AWS account numbers are decimal-digit pseudorandom identifiers with 12 digits (e.g. 651278770121). This document will use the convention that an AWS Organization Management (root) account has the account ID 123456789012, and child accounts are represented by 111111111111, 222222222222, etc.

For example the following ARN would refer to a VPC subnet in the ca-central-1 region in the Organization Management (root) account:

arn:aws:ec2:ca-central-1:123456789012:subnet/subnet-024759b61fc305ea3

1.2.4.2. JSON Annotation

Throughout the document, JSON snippets may be annotated with comments (starting with //).
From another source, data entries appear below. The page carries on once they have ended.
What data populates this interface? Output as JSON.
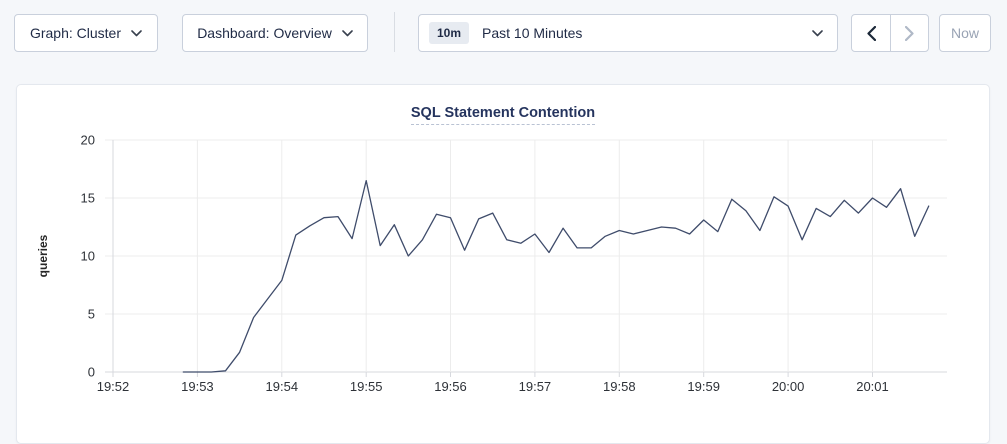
{
  "topbar": {
    "graph_dropdown": {
      "label": "Graph: Cluster"
    },
    "dashboard_dropdown": {
      "label": "Dashboard: Overview"
    },
    "time_selector": {
      "badge": "10m",
      "label": "Past 10 Minutes"
    },
    "now_button_label": "Now"
  },
  "chart": {
    "title": "SQL Statement Contention"
  },
  "chart_data": {
    "type": "line",
    "title": "SQL Statement Contention",
    "xlabel": "",
    "ylabel": "queries",
    "ylim": [
      0,
      20
    ],
    "yticks": [
      0,
      5,
      10,
      15,
      20
    ],
    "grid": true,
    "legend": "none",
    "xlim_seconds": [
      0,
      593
    ],
    "xticks": [
      {
        "seconds": 0,
        "label": "19:52"
      },
      {
        "seconds": 60,
        "label": "19:53"
      },
      {
        "seconds": 120,
        "label": "19:54"
      },
      {
        "seconds": 180,
        "label": "19:55"
      },
      {
        "seconds": 240,
        "label": "19:56"
      },
      {
        "seconds": 300,
        "label": "19:57"
      },
      {
        "seconds": 360,
        "label": "19:58"
      },
      {
        "seconds": 420,
        "label": "19:59"
      },
      {
        "seconds": 480,
        "label": "20:00"
      },
      {
        "seconds": 540,
        "label": "20:01"
      }
    ],
    "series": [
      {
        "name": "SQL Statement Contention",
        "x_seconds": [
          50,
          60,
          70,
          80,
          90,
          100,
          110,
          120,
          130,
          140,
          150,
          160,
          170,
          180,
          190,
          200,
          210,
          220,
          230,
          240,
          250,
          260,
          270,
          280,
          290,
          300,
          310,
          320,
          330,
          340,
          350,
          360,
          370,
          380,
          390,
          400,
          410,
          420,
          430,
          440,
          450,
          460,
          470,
          480,
          490,
          500,
          510,
          520,
          530,
          540,
          550,
          560,
          570,
          580
        ],
        "values": [
          0,
          0,
          0,
          0.1,
          1.7,
          4.7,
          6.3,
          7.9,
          11.8,
          12.6,
          13.3,
          13.4,
          11.5,
          16.5,
          10.9,
          12.7,
          10.0,
          11.4,
          13.6,
          13.3,
          10.5,
          13.2,
          13.7,
          11.4,
          11.1,
          11.9,
          10.3,
          12.4,
          10.7,
          10.7,
          11.7,
          12.2,
          11.9,
          12.2,
          12.5,
          12.4,
          11.9,
          13.1,
          12.1,
          14.9,
          13.9,
          12.2,
          15.1,
          14.3,
          11.4,
          14.1,
          13.4,
          14.8,
          13.7,
          15.0,
          14.2,
          15.8,
          11.7,
          14.3
        ]
      }
    ]
  },
  "colors": {
    "page_bg": "#f5f7fa",
    "card_bg": "#ffffff",
    "control_border": "#c9d0dc",
    "control_text": "#1f2a45",
    "disabled_text": "#99a3b4",
    "badge_bg": "#e7ebf1",
    "title_text": "#25345e",
    "title_underline": "#b9c2d3",
    "gridline": "#ececec",
    "axis_line": "#d7d9de",
    "tick_text": "#2e3238",
    "axis_label_text": "#262626",
    "line": "#3f4c6b",
    "chevron_dark": "#1b2838",
    "chevron_muted": "#39414f",
    "chevron_disabled": "#b0b9c7"
  }
}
The JSON language itself does not define comments as part of the specification; these must be removed prior to use in most situations, including the AWS Console and APIs.

For example:

{
    "Effect": "Allow",
    "Principal": {
        "AWS": "arn:aws:iam::123456789012:root" // Trust the Organization Management (root) account.
    },
    "Action": "sts:AssumeRole"
}

The above is not valid JSON without first removing the comment on the fourth line.

1.2.4.3. IP Addresses

The design makes use of RFC1918 addresses (e.g. 10.1.0.0/16) and RFC6598 (e.g. 100.96.250.0/23) for various networks; these will be labeled accordingly. Any specific range or IP shown is purely for illustration purposes only.

1.2.5. Customer Naming

This document will make no reference to specific AWS customers. Where naming is required (e.g. in domain names), this document will use a placeholder name as needed; e.g. example.ca.